Remember how cool it was to get mail when you were a kid? Addressed to you, and with your name on it?! And what about your favorite joke when you were seven? Or your top three favorite flavors of ice cream? Or the number of steps from your bed to your front door? These are just some of the joys of childhood that are captured in a new series of books from the creative team at Wee Society. Known for their apps, art, and activities — and smile-inducing designs — the creative studio has branched out into books with An Incomplete Book of Awesome Things, Me: A Compendium, and Go! My Adventure Journal (available in red, blue, and yellow!). We caught up with Wee Society co-founders Jill Robertson and Rob Alexander to learn more about Wee Society, the new books, and the very special kid moments that motivate them.

Wee Society is such a fun name. Can you tell us a little bit about where the idea for the name, and the company, came from?

Wee Society Apps

Jill: The name came from a misunderstanding. My husband (and Wee Society co-founder) Jason Schulte and I were driving down a street in San Francisco when he spotted a sign outside a sewing shop and said, “Aw, man — Wee Society. That would have been a perfect name for our kids’ brand.” Turns out, he misread the sign — it actually said “Wee Scotty.” And fortunately, Wee Society was available. To us, it sounded like something you wanted to be part of. Less about stuff, and more about experiences. And that’s part of our mission: to create learning experiences for kids that spark imaginations, inspire creativity, encourage kindness, and induce giggles.

How did becoming a parent motivate you to start Wee Society?

Wee Society Kids Read

Rob: When my son Finn arrived, it’s like the gravity shifted in my life, and suddenly I saw everything through a new lens (including creative projects). The ideas that would come in downtime were always around things I wanted for him. Plus, I love drawing breakdancing pandas, and this was a way to fold that into my day job.

An Incomplete Book of Awesome Things is exactly what it says, a book filled with an assortment of cool stuff — like confetti and camouflage and Pluto. Was this a list you guys had been keeping, and adding to, for a really long time?

An Incomplete Book of Awesome Things

Jill: We started the list of awesome things three or four years ago, and we’ve had some pretty serious discussions about what makes the cut. The best ideas have come from seemingly boring everyday stuff our kids noticed and were fascinated with. To date, we have a list of approximately 107 awesome things. It’s still incomplete.
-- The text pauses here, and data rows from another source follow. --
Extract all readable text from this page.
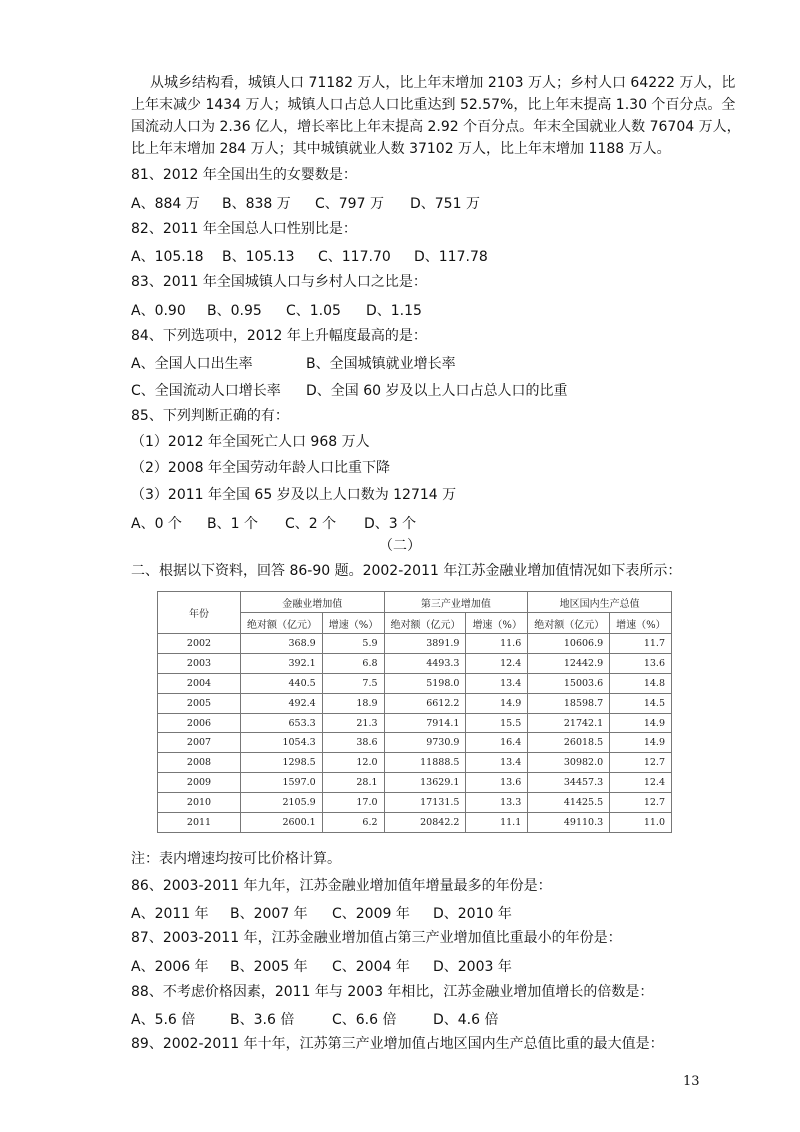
从城乡结构看，城镇人口 71182 万人，比上年末增加 2103 万人；乡村人口 64222 万人，比
上年末减少 1434 万人；城镇人口占总人口比重达到 52.57%，比上年末提高 1.30 个百分点。全
国流动人口为 2.36 亿人，增长率比上年末提高 2.92 个百分点。年末全国就业人数 76704 万人，
比上年末增加 284 万人；其中城镇就业人数 37102 万人，比上年末增加 1188 万人。
81、2012 年全国出生的女婴数是：
A、884 万 B、838 万 C、797 万 D、751 万
82、2011 年全国总人口性别比是：
A、105.18 B、105.13 C、117.70 D、117.78
83、2011 年全国城镇人口与乡村人口之比是：
A、0.90 B、0.95 C、1.05 D、1.15
84、下列选项中，2012 年上升幅度最高的是：
A、全国人口出生率	B、全国城镇就业增长率
C、全国流动人口增长率 D、全国 60 岁及以上人口占总人口的比重
85、下列判断正确的有：
（1）2012 年全国死亡人口 968 万人
（2）2008 年全国劳动年龄人口比重下降
（3）2011 年全国 65 岁及以上人口数为 12714 万
A、0 个 B、1 个 C、2 个 D、3 个
（二）
二、根据以下资料，回答 86-90 题。2002-2011 年江苏金融业增加值情况如下表所示：
年份	金融业增加值		第三产业增加值		地区国内生产总值	
	绝对额（亿元）	增速（%）	绝对额（亿元）	增速（%）	绝对额（亿元）	增速（%）
2002	368.9	5.9	3891.9	11.6	10606.9	11.7
2003	392.1	6.8	4493.3	12.4	12442.9	13.6
2004	440.5	7.5	5198.0	13.4	15003.6	14.8
2005	492.4	18.9	6612.2	14.9	18598.7	14.5
2006	653.3	21.3	7914.1	15.5	21742.1	14.9
2007	1054.3	38.6	9730.9	16.4	26018.5	14.9
2008	1298.5	12.0	11888.5	13.4	30982.0	12.7
2009	1597.0	28.1	13629.1	13.6	34457.3	12.4
2010	2105.9	17.0	17131.5	13.3	41425.5	12.7
2011	2600.1	6.2	20842.2	11.1	49110.3	11.0
注：表内增速均按可比价格计算。
86、2003-2011 年九年，江苏金融业增加值年增量最多的年份是：
A、2011 年 B、2007 年 C、2009 年 D、2010 年
87、2003-2011 年，江苏金融业增加值占第三产业增加值比重最小的年份是：
A、2006 年 B、2005 年 C、2004 年 D、2003 年
88、不考虑价格因素，2011 年与 2003 年相比，江苏金融业增加值增长的倍数是：
A、5.6 倍 B、3.6 倍	C、6.6 倍	D、4.6 倍
89、2002-2011 年十年，江苏第三产业增加值占地区国内生产总值比重的最大值是：
13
As a kid, there are few things as exciting as getting mail. The Wee Alphas letters-of-the-alphabet postcards come ready to send. Which letter would you send first?

Wee Alphas

Jill: “Y”. I love Yolanda the Yeti.

Rob: I’d send Riley Raccoon because he’s been my favorite from day one. “R” rocks.

Me: A Compendium is a fill-in journal for kids to record and preserve all the little things that make them, them. How did you come up with the concept? Which are things you thought about when you were a kid?

Me: A Compendium

Jill: One of my favorite books as a kid was Dr. Seuss’s My Book About Me by ME, Myself  — especially the silly questions! Similarly, we wanted Me to get kids and parents giggling. (What’s a better way to bond than sharing a laugh with your family?)

We know that positive identity development is incredibly important (supported by studies on self-confidence and bullying prevention), and the foundation for that starts at a young age. There’s an inherent desire — even among the shyest kids — to have an opportunity to talk about themselves and reflect on what makes them different from and similar to others. And we want them to understand that what makes them unique is what makes them awesome. Kids deeply want to be seen and heard — “Hey, mom! Look at me!” — and an entire book about them is a pretty fun way to get at that. (We’re finding that our 5-year-old sons are into it as much as our 11-year-old niece.)

And finally, we’re pretty sentimental around here … and we wanted beautifully designed keepsakes that capture who our kids are today. (Grandma Patty wants one filled out for Christmas!)

Rob: As a kid, I would have been all over designing stickers for my skateboard.